Outsider Nearly Wins LA Sheriff's Race, Heads to November Runoff

Long Beach police Chief Jim McDonnell faces former Undersheriff Paul Tanaka in the November election to select the county's top lawman

Long Beach police Chief Jim McDonnell fell just short of the number of votes needed in Tuesday's primary election to avoid a November runoff, setting up a November contest against former Undersheriff Paul Tanaka to determine who will be Los Angeles County's next sheriff.

McDonnell was the lone outsider in the seven-candidate primary field. Under California's open primary rules, the top two vote-getters advance to a November runoff if no candidate receives the required number of votes to win outright.

McDonnell garnered 49 percent (264,104) of the vote, Tanaka (79,189) was second with 15 percent of the vote.

The winner will take on the job of reforming the Los Angeles County Sheriff's  Department, which has been under fire over the management of the jail system and faced federal indictments, after the retirement of Sheriff Lee Baca. At an election-night party Tuesday, McDonnell compared stepping into the  role of sheriff to a corporate turnaround in which new management is  recruited from outside the company.

"They don't reach down into the organization to replace the CEO," McDonnell told NBC4.

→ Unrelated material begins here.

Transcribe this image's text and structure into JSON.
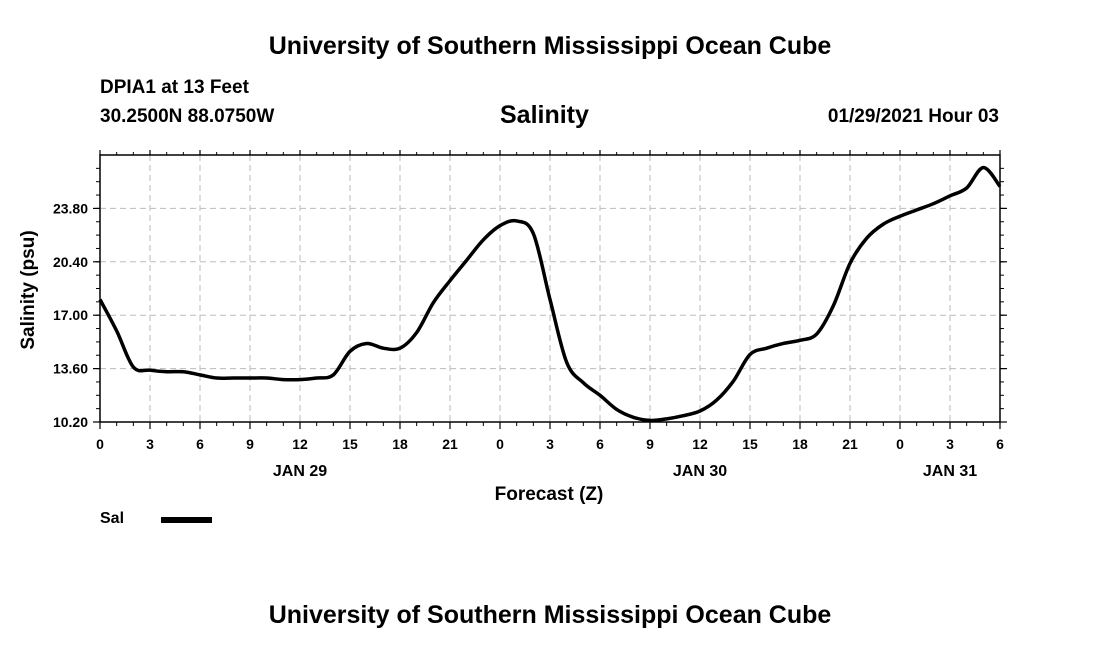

McDonnell was endorsed by Los Angeles County District Attorney Jackie  Lacey, LAPD Chief Charlie Beck, L.A. City Attorney Mike Feuer and California  Attorney General Kamala Harris. He also has the backing of four of the five  county supervisors who control the department's budget: Michael Antonovich,  Gloria Molina, Zev Yaroslavsky and Don Knabe, who appointed McDonnell to serve  on the Citizens' Commission on Jail Violence in 2011.

Tanaka, who is the mayor of Gardena, spent more than 30 years in the Sheriff's Department and was second-in-command to Baca. He was blamed by the  Citizens' Commission in a 2012 report for promoting an environment in which  aggressive deputies went undisciplined for violence against inmates.

Tanaka (pictured, right) has called the commission's  findings an attack on his character and said its sources lied to prevent Tanaka  from becoming sheriff. He also positioned himself as a reformer during the campaign.

"If I'm the top cop in Los Angeles County, things would be a lot different," Tanaka said Tuesday night. "The orders I give would be clear, consistent and sensible. People would be held accountable."

When a federal prosecutor confirmed in late May that Tanaka was the  subject of an ongoing federal probe, some of his rivals called on him to step  out of the race. Tanaka refused, saying he'd leave the choice to voters.

Tanaka retired from his post in 2013.

Baca, a four-term sheriff, retired in January while under fire for  deputy-on-inmate violence in county jails and charges of corruption within his  department. Eighteen sheriff's deputies were indicted in an ongoing federal  investigation that has implicated at least two additional deputies to date.

Interim Sheriff John Scott will head the department until December.

Assistant Sheriffs Todd Rogers and James Hellmold, LAPD Senior Detective  Supervisor Lou Vince, retired sheriff's Cmdr. Bob Olmsted and retired  sheriff's Lt. Patrick Gomez split the balance of the votes.